Cool paint coatings contain additives that reflect the sun’s heat to reduce surface heat absorption and emission. They have been touted as one way to cool down the urban area and mitigate the urban heat island effect.
Researchers from Nanyang Technological University (NTU) coated the roofs, walls and road pavements of an industrial area in Singapore and found that by comparison with an adjacent uncoated area, the coated environment was up to 2ºC cooler in the afternoon, with pedestrian thermal comfort level improving by up to 1.5ºC.
Measurements were based on the universal thermal climate index – the common international standard for human outdoor temperature sensation that takes into account temperature, relative humidity, thermal radiation, and wind speed.
Experiments
The NTU researchers selected four rectangular buildings that created two parallel street canyons – narrow streets flanked by buildings – in an industrial estate west of Singapore managed by JTC Corporation, the government agency championing sustainable industrial development.
One canyon was coated with cool paints on the roofs, walls, and road pavement, while the other canyon remained as it was as a control for the experiment.
Using environmental sensors, the NTU team monitored the conditions in the two canyons over two months, which included air movement, surface and air temperature, humidity, and radiation, to see how well the cool paint coatings worked in reducing city heat.
The researchers found that during a 24-hour cycle, the cool canyon saw up to a 30% reduction in heat released from the built-up surfaces, resulting in the airtemperature in the cool canyon being cooler than the conventional canyon by up to 2ºC during the hottest time of the day, at around 4pm.

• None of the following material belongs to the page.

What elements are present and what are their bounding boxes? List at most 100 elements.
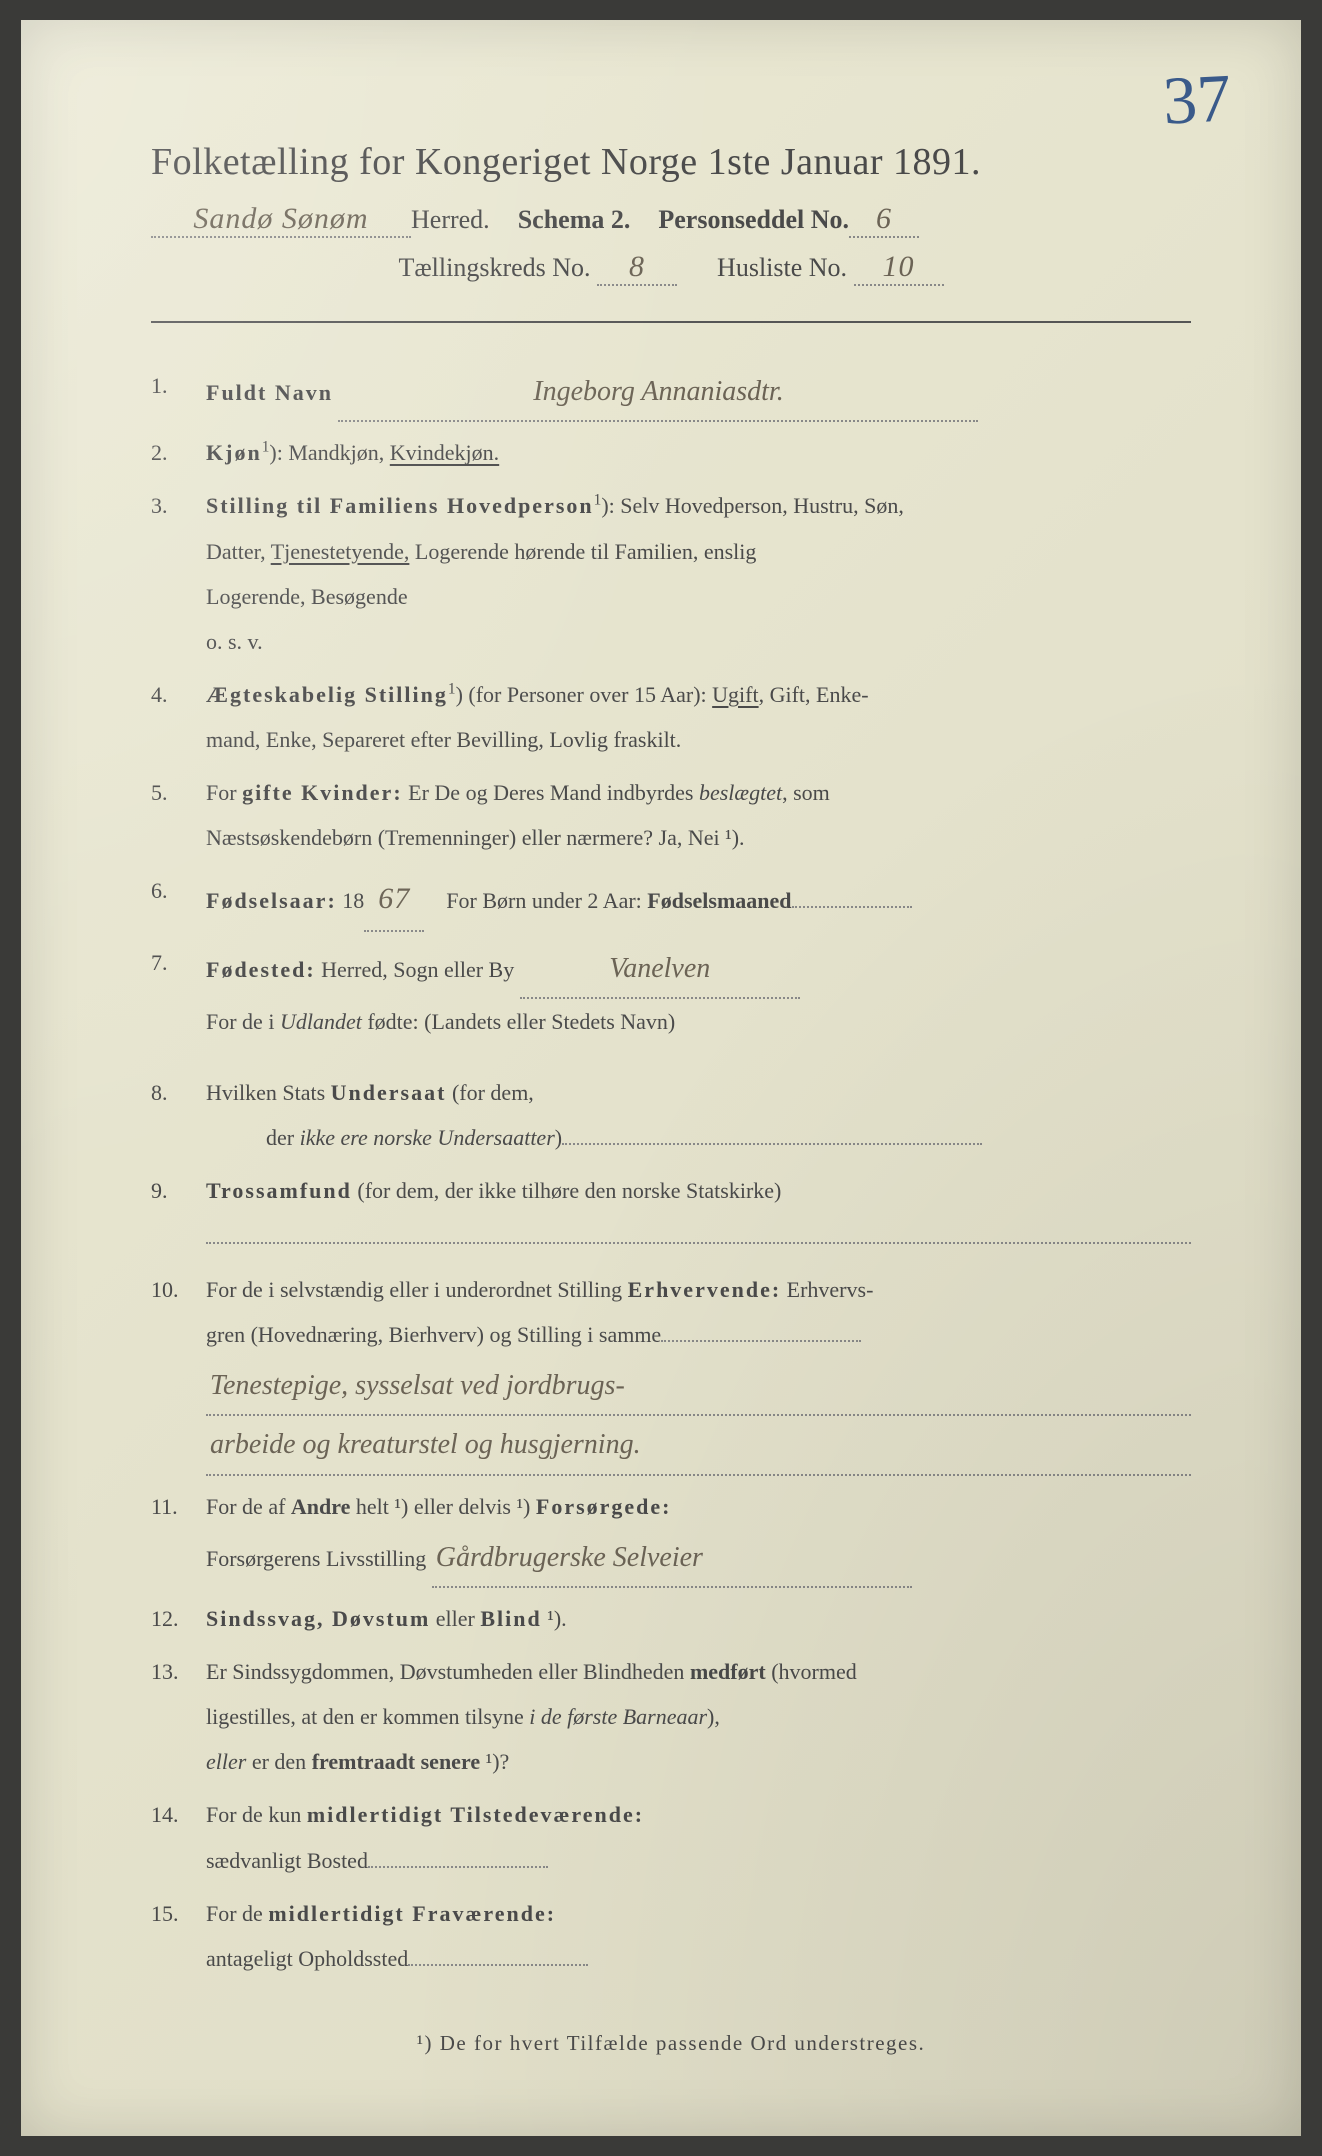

As a result, pedestrians in the cool canyon can feel up to 1.5ºC cooler.
The NTU research team also found that air temperature in the cool canyon was lowered because less heat was absorbed by and stored in the building walls, roofs, and roads, and which would subsequently have been released to either heat up the surrounding air or the building’s interior.
Compared to conventional roofs, the roofs with the cool paint coating reflected 50% more sunlight and absorbed up to 40% less heat as a result, during the hottest time of a sunny day. The coated walls also prevented most of the heat from entering the industrial buildings.
“This is a minimally intrusive solution for urban cooling that has an immediate effect, compared to other options that often require major urban redevelopment to deploy,” said lead author Dr E V S Kiran Kumar Donthu, who completed the work as a research fellow at NTU’s Energy Research Institute. “Moreover, by reducing the amount of heat absorbed in urban structures, we also reduce heat load in buildings, consequently reducing indoor air conditioning energy consumption.”